Sang paman bersumpah meyakinkan Tina bahwa mereka bertiga, Agus, Tina dan Nanda memang benar-benar datang ke resepsi pernikahan anaknya. Bahkan berfoto bersama, dan katanya nanti bila sudah diafdruk akan dikirim ke Bandung.
Sang paman terpaksa bermalam di Bandung karena Tina sangat terpukul dan histeris dengan kejadian fantastis dan menyeramkan itu. Bagaimana pun sang paman meyakinkan keponakannya itu, ia tetap tak dapat mempercayainya.
Bahkan berkali-kali ia mengatakan apa yang diungkapkan itu tak masuk di akalnya. Besoknya salah seorang putra pamannya itu datang dengan keluarga yang lainnya dan ikut meyakinkan Tina dengan kesaksian mereka membawa hasil cetakan foto-foto resepsi perkimpoian, Tina dengan perasaan penuh keheranan memperhatikan foto yang didalamnya terdapat foto Agus, suaminya sendiri, Nanda putrinya sedang menggandeng bayangan kosong.
Ternyata makhluk berwujud Tina yang juga ikut berfoto itu tidak nampak di kertas foto. Tiba-tiba Tina terhuyung, mujur Agus cepat menangkap tubuhnya agar tidak jatuh. Tina ternyata pingsan.
Apa yang diceritakan kepadanya itu ternyata baginya cukup dahsyat menghantam jiwanya sehingga membuatnya shock. Mungkin terbayang di pikirannya apa saja yang dilakukan oleh suaminya dengan makhluk itu karena mengira bahwa mahluk itu adalah dia, isterinya.
Sampai saat ini tak seorang pun mengetahui siapa sesungguhnya wanita misterius itu, yang ikut naik mobil Agus mulai dari toko roti di Bogor, tidur di hotel bersama Agus, lalu akhirnya terjun ke Telaga Warna itu. Nanda sendiri tak pernah memikirkannya, karena pikirannya belum sampai kesana.
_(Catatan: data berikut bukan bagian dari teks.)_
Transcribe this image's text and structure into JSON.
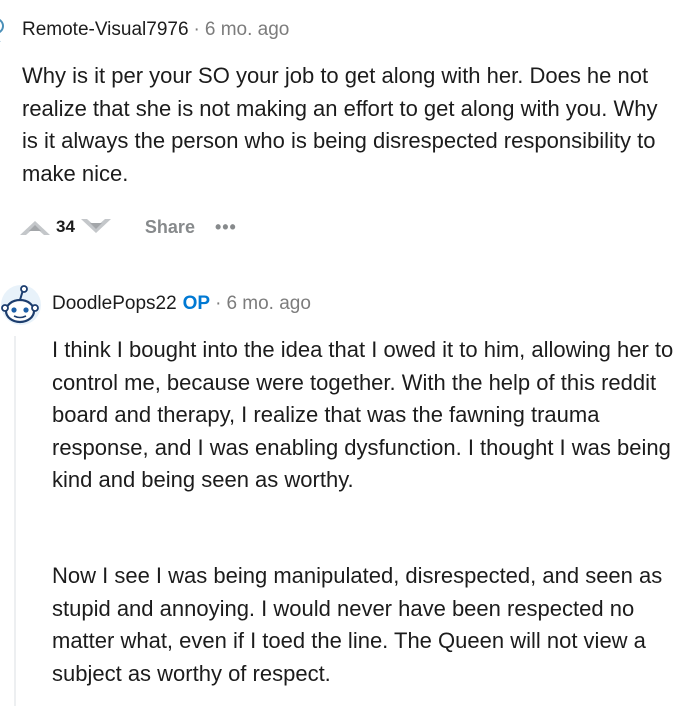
{
  "comments": [
    {
      "username": "Remote-Visual7976",
      "separator": "·",
      "time": "6 mo. ago",
      "paragraphs": [
        "Why is it per your SO your job to get along with her. Does he not realize that she is not making an effort to get along with you. Why is it always the person who is being disrespected responsibility to make nice."
      ],
      "score": "34",
      "share_label": "Share",
      "more_label": "•••"
    },
    {
      "username": "DoodlePops22",
      "op_badge": "OP",
      "separator": "·",
      "time": "6 mo. ago",
      "paragraphs": [
        "I think I bought into the idea that I owed it to him, allowing her to control me, because were together. With the help of this reddit board and therapy, I realize that was the fawning trauma response, and I was enabling dysfunction. I thought I was being kind and being seen as worthy.",
        "Now I see I was being manipulated, disrespected, and seen as stupid and annoying. I would never have been respected no matter what, even if I toed the line. The Queen will not view a subject as worthy of respect."
      ]
    }
  ],
  "icons": {
    "top_avatar": "snoo-avatar-icon",
    "op_avatar": "snoo-avatar-icon",
    "upvote": "upvote-arrow-icon",
    "downvote": "downvote-arrow-icon"
  },
  "colors": {
    "op_badge": "#0079d3",
    "meta_text": "#7c7c7c",
    "action_gray": "#878a8c",
    "thread_line": "#edeff1"
  }
}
Bahkan ia sering bercerita kepada keluarga yang datang bahwa dirinya sangat senang diajak pergi jalan-jalan ke Jakarta bersama ibunya, menginap di hotel, pergi ke pesta, ia ternyata masih belum mampu memahami bahwa sesungguhnya orang yang dikiranya ibunya itu bukan ibunya.
Lalu pada suatu malam Agus bermimpi didatangi makhluk hijau menyeramkan, berbadan reptil seperti bunglon tetapi kepalanya menyerupai istrinya. Makhluk itu minta maaf telah mengacaukan keluarga Agus dengan menjelma dan menggantikan sosok Tina, Ia melakukan hal itu karena merasa tertarik mendengar celoteh Tina yang mesra di tepi telaga mengenai enaknya bepergian ke pesta pernikahan.
Maka ia ikut dalam mobil Agus karena ingin tahu. Begitu ia melihat Tina masuk ke toko roti, kesempatan itu tak disia-siakannya lalu mendahului masuk ke mobil dengan wujud menyerupai Tina.
Makhluk itu memberitahukan bahwa ia sangat menikmati perjalanan itu dan tidak akan pernah melupakannya, dan berharap semoga Agus juga demikian. Akhirnya dia minta maaf atas segala kelancangannya itu dan juga menitipkan permintaan maafnya kepada Tina.
Agus yang sebelumnya marah dan benci kepada makhluk itu akhirnya luluh hatinya dan memaafkannya karena melihat tetesan air mata di pipinya tanda penyesalan dan ketulusan hatinya. Makhluk itu kemudian lenyap setelah sebelumnya mendoakan agar keluarga Agus selalu rukun-rukun dan bahagia.